A staggering new report is shining a spotlight on what critics say is a nationwide scandal hiding in plain sight: industrial-scale health care fraud centered in Los Angeles County — and paid for by American taxpayers.

The revelations come as federal officials ramp up scrutiny of abuse inside Medicare and Medicaid, with Centers for Medicare & Medicaid Services Administrator Dr. Mehmet Oz already warning that fraud networks are exploiting loopholes meant to protect seniors. According to a Fox News investigation, Los Angeles County has quietly become one of the largest hubs of suspicious home health and hospice billing in the country — on a scale so large it distorts national spending data.

One case highlighted in the report reads like something out of a crime thriller. A single doctor allegedly billed the federal government $120 million in just one year, claiming to oversee roughly 1,900 patients across nearly 2,000 hospice agencies. To put that in perspective, Fox noted that Los Angeles County alone has more hospice providers than 36 entire states combined — and roughly 30 times more than Florida or New York.

Even more alarming: nearly 18% of all home health care billing in the United States originates from that one California county.

“How is that possible?” the report asked bluntly.

Investigators pointed to a map showing an absurd concentration of hospice businesses packed into a tiny geographic area. In one two-mile radius, reporters found 287 hospice providers operating out of strip malls, unmarked buildings, a wrecking yard, and even a vacant lot. The clustering raises obvious red flags about whether many of these operations exist primarily on paper to siphon government money.

The underlying problem, critics argue, is a bloated bureaucratic system that can be gamed from anywhere in the world. Licensing and billing processes rely heavily on documentation and digital filings — making it easier for bad actors to exploit weak oversight.

As one expert put it in the segment: “All of it is just paperwork. I could fill that out in Kazakhstan if I want and get a hospice license waiting for me.”

Dr. Oz amplified the warning on social media, urging seniors and their families to stay alert. He said scammers posing as sales representatives are pressuring older Americans to unknowingly enroll in hospice programs. Signing those forms can automatically forfeit a patient’s regular Medicare benefits — a devastating consequence for vulnerable families.

“Seniors and caretakers, please be careful,” Oz wrote. “People… are targeting older Americans to trick them into signing up for Hospice without their knowledge. If they get you to sign, you will forfeit regular Medicare benefits. DON’T DO IT.”

He encouraged anyone who suspects fraud to report it immediately through Medicare’s hotline.

The revelations arrive amid broader concerns that large-scale entitlement fraud is draining public resources while honest citizens struggle with rising health costs.
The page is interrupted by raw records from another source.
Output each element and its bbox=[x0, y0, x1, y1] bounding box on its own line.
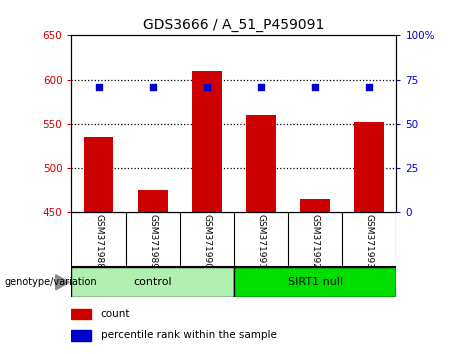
Bar bbox=[71, 309, 91, 319]
Text: genotype/variation: genotype/variation bbox=[5, 277, 97, 287]
Point bbox=[149, 84, 156, 90]
Point bbox=[257, 84, 265, 90]
Text: GSM371988: GSM371988 bbox=[94, 214, 103, 269]
Bar bbox=[71, 330, 91, 341]
Text: GSM371992: GSM371992 bbox=[311, 214, 320, 269]
Bar bbox=[234, 267, 396, 297]
Bar bbox=[83, 137, 113, 212]
Bar bbox=[246, 115, 276, 212]
Point bbox=[203, 84, 211, 90]
Text: SIRT1 null: SIRT1 null bbox=[288, 277, 343, 287]
Title: GDS3666 / A_51_P459091: GDS3666 / A_51_P459091 bbox=[143, 18, 325, 32]
Point bbox=[312, 84, 319, 90]
Text: GSM371993: GSM371993 bbox=[365, 214, 374, 269]
Bar bbox=[355, 122, 384, 212]
Bar bbox=[192, 71, 222, 212]
Bar bbox=[71, 267, 234, 297]
Bar bbox=[300, 199, 330, 212]
Point bbox=[366, 84, 373, 90]
Text: count: count bbox=[100, 309, 130, 319]
Text: GSM371990: GSM371990 bbox=[202, 214, 212, 269]
Text: GSM371991: GSM371991 bbox=[256, 214, 266, 269]
Point bbox=[95, 84, 102, 90]
Bar bbox=[138, 190, 168, 212]
Text: percentile rank within the sample: percentile rank within the sample bbox=[100, 330, 277, 341]
Text: control: control bbox=[133, 277, 172, 287]
Polygon shape bbox=[56, 275, 69, 290]
Text: GSM371989: GSM371989 bbox=[148, 214, 157, 269]
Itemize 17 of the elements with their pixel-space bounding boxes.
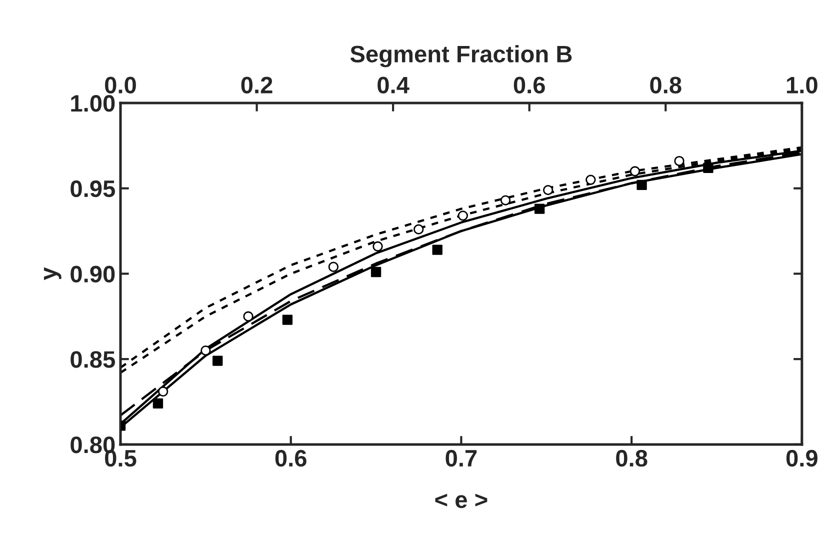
x-tick-label: 0.7 <box>446 450 477 467</box>
x2-tick-label: 1.0 <box>786 76 818 94</box>
x2-tick-label: 0.4 <box>378 76 410 94</box>
x-axis-title: < e > <box>435 494 488 508</box>
y-tick-label: 1.00 <box>71 95 115 112</box>
y-axis-title: y <box>44 267 62 280</box>
x2-axis-title: Segment Fraction B <box>350 45 572 68</box>
x-tick-label: 0.9 <box>786 450 818 467</box>
x2-tick-label: 0.0 <box>105 76 136 94</box>
x-tick-label: 0.6 <box>275 450 306 467</box>
x2-tick-label: 0.8 <box>650 76 682 94</box>
x2-tick-label: 0.2 <box>241 76 272 94</box>
y-tick-label: 0.95 <box>70 180 115 198</box>
x-tick-label: 0.8 <box>616 450 648 467</box>
y-tick-label: 0.85 <box>70 351 115 368</box>
y-tick-label: 0.90 <box>70 266 115 282</box>
x2-tick-label: 0.6 <box>514 76 545 94</box>
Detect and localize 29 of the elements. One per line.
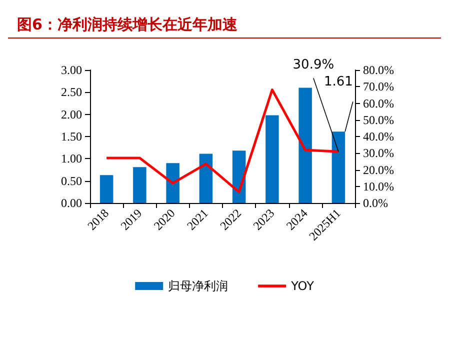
bar (199, 154, 213, 203)
legend-label: 归母净利润 (168, 279, 228, 293)
bar (266, 115, 279, 203)
y2-tick-label: 0.0% (363, 196, 388, 210)
y2-tick-label: 70.0% (363, 80, 394, 94)
y-tick-label: 3.00 (61, 63, 82, 77)
data-label: 1.61 (324, 74, 353, 90)
y2-tick-label: 10.0% (363, 179, 394, 194)
y2-tick-label: 30.0% (363, 146, 394, 160)
y2-tick-label: 50.0% (363, 112, 394, 127)
bar (100, 175, 114, 203)
y2-tick-label: 20.0% (363, 162, 394, 177)
chart-title: 图6：净利润持续增长在近年加速 (17, 16, 238, 34)
data-label: 30.9% (292, 58, 334, 73)
bar (133, 167, 146, 203)
y-tick-label: 1.00 (61, 152, 82, 166)
legend-label: YOY (290, 279, 315, 293)
bar (166, 163, 180, 203)
y2-tick-label: 40.0% (363, 130, 394, 144)
line-series (105, 88, 340, 194)
y-tick-label: 1.50 (61, 130, 82, 144)
bar (332, 132, 346, 203)
y-tick-label: 0.50 (61, 174, 82, 188)
y-tick-label: 2.50 (61, 85, 82, 100)
bar (298, 88, 312, 203)
y-tick-label: 0.00 (61, 196, 82, 210)
y-tick-label: 2.00 (61, 107, 82, 122)
y2-tick-label: 80.0% (363, 63, 394, 77)
y2-tick-label: 60.0% (363, 96, 394, 110)
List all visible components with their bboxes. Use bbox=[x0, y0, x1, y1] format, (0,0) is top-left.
Conservatives argue that weak enforcement, political reluctance to confront organized fraud rings, and an expanding federal bureaucracy have created a perfect storm.

At its core, the scandal isn’t just about money — it’s about trust. Medicare was built to protect America’s seniors, not to bankroll fraudulent operations hiding behind storefront addresses and paperwork loopholes. If even a fraction of the allegations are accurate, taxpayers aren’t just being cheated — they’re funding a system that exploits the very people it claims to serve.

And many Americans are asking the same question: how long has this been happening, and who allowed it to grow this big?